Мальчишка не верил рассказам. Слушал их, но верил с трудом – кто бы стал в таком количестве закупать себе слуг? Ещё и каждые десять лет, смешно просто. Не изводили ведь эти богачи из центральных земель свою прислугу настолько сильно, чтобы через декаду им требовалась новая. Он заставлял себя думать о том, что попадёт в действительную армию, и кто-то там, свыше, его услышал.
Среди прочих ребят, с частью которых подружился, мальчишка оказался в крепости близ самой столицы – Лайета.

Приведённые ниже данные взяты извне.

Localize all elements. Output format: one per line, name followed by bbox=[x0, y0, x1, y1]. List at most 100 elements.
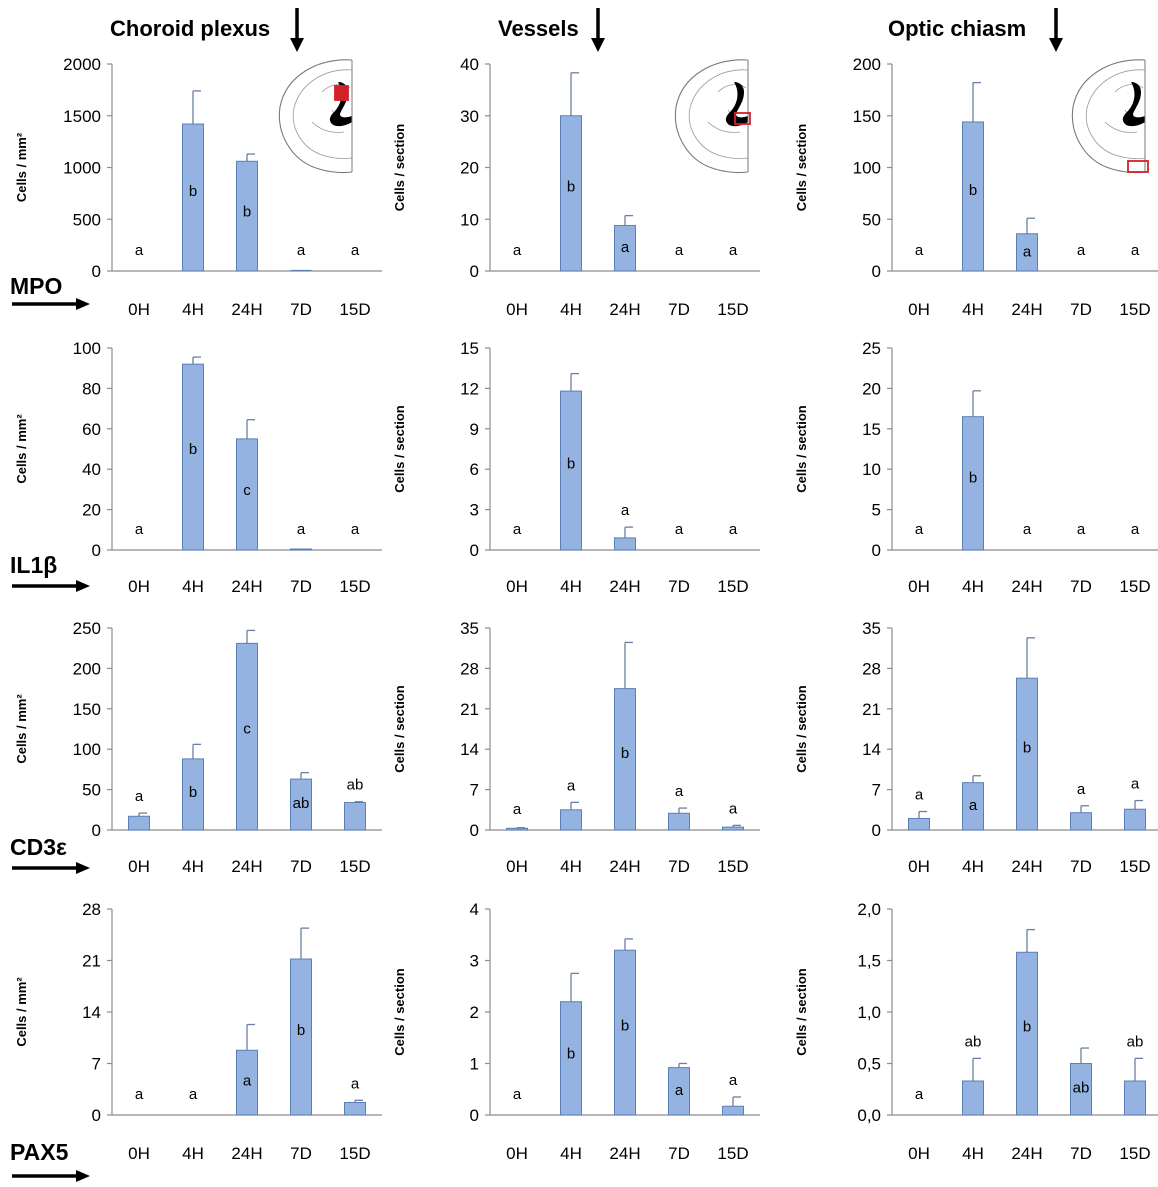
y-tick-label: 3 bbox=[470, 501, 479, 520]
y-tick-label: 20 bbox=[460, 159, 479, 178]
y-tick-label: 21 bbox=[460, 700, 479, 719]
y-tick-label: 0 bbox=[872, 821, 881, 840]
bar-24h bbox=[614, 537, 636, 551]
significance-letter: a bbox=[969, 797, 978, 814]
x-category-label: 24H bbox=[609, 1144, 640, 1163]
x-category-label: 4H bbox=[560, 1144, 582, 1163]
x-category-label: 24H bbox=[609, 300, 640, 319]
significance-letter: a bbox=[729, 242, 738, 259]
y-tick-label: 6 bbox=[470, 460, 479, 479]
y-tick-label: 12 bbox=[460, 379, 479, 398]
significance-letter: ab bbox=[965, 1033, 982, 1050]
x-category-label: 4H bbox=[560, 857, 582, 876]
y-tick-label: 100 bbox=[853, 159, 881, 178]
significance-letter: a bbox=[1131, 521, 1140, 538]
x-category-label: 4H bbox=[962, 1144, 984, 1163]
column-title-vessels: Vessels bbox=[498, 16, 579, 41]
bar-15d bbox=[344, 802, 366, 831]
significance-letter: a bbox=[513, 1086, 522, 1103]
y-tick-label: 500 bbox=[73, 210, 101, 229]
chart-il1-vessels: Cells / section 0 3 6 9 12 15 a 0H b 4H a 24H a 7D a 15D bbox=[392, 339, 760, 596]
x-category-label: 0H bbox=[506, 1144, 528, 1163]
y-tick-label: 0 bbox=[470, 1106, 479, 1125]
bar-7d bbox=[1070, 812, 1092, 831]
y-tick-label: 250 bbox=[73, 619, 101, 638]
y-axis-label: Cells / section bbox=[392, 124, 407, 211]
y-tick-label: 20 bbox=[82, 501, 101, 520]
x-category-label: 15D bbox=[339, 857, 370, 876]
significance-letter: a bbox=[1077, 242, 1086, 259]
right-arrow-icon bbox=[12, 580, 90, 592]
significance-letter: a bbox=[1077, 781, 1086, 798]
down-arrow-icon bbox=[1049, 8, 1063, 52]
x-category-label: 7D bbox=[668, 577, 690, 596]
x-category-label: 7D bbox=[290, 1144, 312, 1163]
significance-letter: b bbox=[1023, 1018, 1031, 1035]
column-title-optic-chiasm: Optic chiasm bbox=[888, 16, 1026, 41]
significance-letter: a bbox=[915, 1086, 924, 1103]
chart-il1-optic-chiasm: Cells / section 0 5 10 15 20 25 a 0H b 4H a 24H a 7D a 1… bbox=[794, 339, 1158, 596]
y-axis-label: Cells / section bbox=[794, 405, 809, 492]
significance-letter: a bbox=[675, 521, 684, 538]
significance-letter: a bbox=[915, 242, 924, 259]
x-category-label: 15D bbox=[339, 300, 370, 319]
x-category-label: 0H bbox=[128, 1144, 150, 1163]
significance-letter: b bbox=[567, 179, 575, 196]
x-category-label: 15D bbox=[717, 300, 748, 319]
x-category-label: 0H bbox=[908, 1144, 930, 1163]
significance-letter: b bbox=[969, 470, 977, 487]
y-tick-label: 30 bbox=[460, 107, 479, 126]
y-tick-label: 1500 bbox=[63, 107, 101, 126]
x-category-label: 0H bbox=[128, 300, 150, 319]
y-tick-label: 0 bbox=[470, 821, 479, 840]
right-arrow-icon bbox=[12, 1170, 90, 1182]
x-category-label: 7D bbox=[1070, 300, 1092, 319]
x-category-label: 15D bbox=[1119, 300, 1150, 319]
x-category-label: 7D bbox=[290, 857, 312, 876]
significance-letter: b bbox=[969, 182, 977, 199]
x-category-label: 24H bbox=[231, 857, 262, 876]
chart-pax5-choroid-plexus: Cells / mm² 0 7 14 21 28 a 0H a 4H a 24H b 7D a 15D bbox=[14, 900, 382, 1163]
y-tick-label: 28 bbox=[862, 659, 881, 678]
significance-letter: a bbox=[135, 1086, 144, 1103]
significance-letter: ab bbox=[1073, 1080, 1090, 1097]
significance-letter: a bbox=[621, 502, 630, 519]
brain-section-inset-icon bbox=[278, 59, 353, 174]
down-arrow-icon bbox=[290, 8, 304, 52]
y-tick-label: 40 bbox=[82, 460, 101, 479]
x-category-label: 15D bbox=[339, 1144, 370, 1163]
significance-letter: b bbox=[1023, 740, 1031, 757]
significance-letter: a bbox=[1077, 521, 1086, 538]
x-category-label: 15D bbox=[717, 857, 748, 876]
x-category-label: 4H bbox=[182, 1144, 204, 1163]
x-category-label: 7D bbox=[668, 300, 690, 319]
y-axis-label: Cells / mm² bbox=[14, 977, 29, 1047]
x-category-label: 24H bbox=[1011, 577, 1042, 596]
y-tick-label: 21 bbox=[862, 700, 881, 719]
y-axis-label: Cells / section bbox=[392, 405, 407, 492]
x-category-label: 15D bbox=[339, 577, 370, 596]
x-category-label: 4H bbox=[962, 577, 984, 596]
x-category-label: 15D bbox=[1119, 857, 1150, 876]
significance-letter: b bbox=[297, 1022, 305, 1039]
significance-letter: a bbox=[513, 521, 522, 538]
chart-cd3-optic-chiasm: Cells / section 0 7 14 21 28 35 a 0H a 4H b 24H a 7D a 1… bbox=[794, 619, 1158, 876]
significance-letter: a bbox=[1023, 244, 1032, 261]
bar-15d bbox=[722, 826, 744, 831]
x-category-label: 4H bbox=[182, 577, 204, 596]
y-tick-label: 2000 bbox=[63, 55, 101, 74]
significance-letter: a bbox=[915, 521, 924, 538]
significance-letter: a bbox=[135, 788, 144, 805]
bar-7d bbox=[668, 812, 690, 831]
y-tick-label: 0 bbox=[92, 1106, 101, 1125]
significance-letter: a bbox=[351, 242, 360, 259]
y-tick-label: 9 bbox=[470, 420, 479, 439]
y-tick-label: 150 bbox=[73, 700, 101, 719]
chart-cd3-vessels: Cells / section 0 7 14 21 28 35 a 0H a 4H b 24H a 7D a 1… bbox=[392, 619, 760, 876]
x-category-label: 4H bbox=[962, 857, 984, 876]
significance-letter: b bbox=[567, 1046, 575, 1063]
y-tick-label: 28 bbox=[82, 900, 101, 919]
y-axis-label: Cells / section bbox=[794, 124, 809, 211]
x-category-label: 0H bbox=[506, 577, 528, 596]
significance-letter: a bbox=[243, 1072, 252, 1089]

Высокие каменные стены шириной в, как говорили, десять метров, огромный плац в центре, где каждое утро они встречали рассвет, постигая военное искусство. Общая работа даже, если дело касалось готовки или уборки. Оружие, пока деревянное, и небольшой лес, раскинувшийся позади укреплений. В нём можно было иногда гулять, с условием обязательного возвращения до закрытия ворот. Старожилы говорили, иногда там командиры учили молодняк ориентироваться на местности и преодолевать препятствия, которые подкидывала сама матушка-природа.
Мальчишка свыкся со всем, кроме одного – и это было причиной, по которой он действительно жалел о том времени, когда единственной заботой было пасти коров, да помогать батьке по хозяйству. Командиры любили наличие бесплатной рабочей силы: кто-то брал новобранцев себе в поместье, потаскать тяжёлые брёвна, поработать руками; кто-то приставлял к семье, когда супружница выходила в город за продуктами. Некоторые, и эти были хуже всего, брали с собой наивный, надеявшийся на приключения молодняк, когда им нужна была подставка. Кому как везло, но в данном случае – под стрелы.
Вспомнив, где находился, мальчишка тряхнул головой, скидывая на сторону неровно стриженную чёлку, и поспешно вложил в протянутую ладонь новую стрелу.
Тетива вновь затрещала, державшаяся целой из последних сил.
– Сударь, там ведь…
В его сторону даже не посмотрели. Подавая ещё одну стрелу, мальчишка едва слышно кашлянул и выпрямил спину.
– Сударь генерал, разрешите обратиться.
Стоило начать говорить по уставу, как на него соизволили посмотреть – пусть и ненадолго. Поймав внимание генерала, мальчишка предложил сбегать посмотреть, что за птицу удалось подстрелить, но в ответ только головой покачали.
– Я здесь не за дичью. Как закончу, можешь забрать – на кухню отнесёшь, приготовишь.
Другие командиры были… другими. Хмурясь слегка, мальчишка осмотрел того, с которым проводил день в качестве помощника, и почувствовал, как сердце пропустило удар. Он был в армии уже полгода и за это время давно должен был запомнить, какие чины как выглядят. «Дурак эдакий,– подумал про себя бедняга, стискивая в руках оставшиеся не использованными пять стрел,– это же великий генерал, чтоб тебя!»
Их крепость целиком и полностью принадлежала этому тави. Другие четыре каждый имели в управлении свою такую же. Этот, если послушать ворчавших порой командиров, был слишком мягким – им, по крайней мере, так казалось.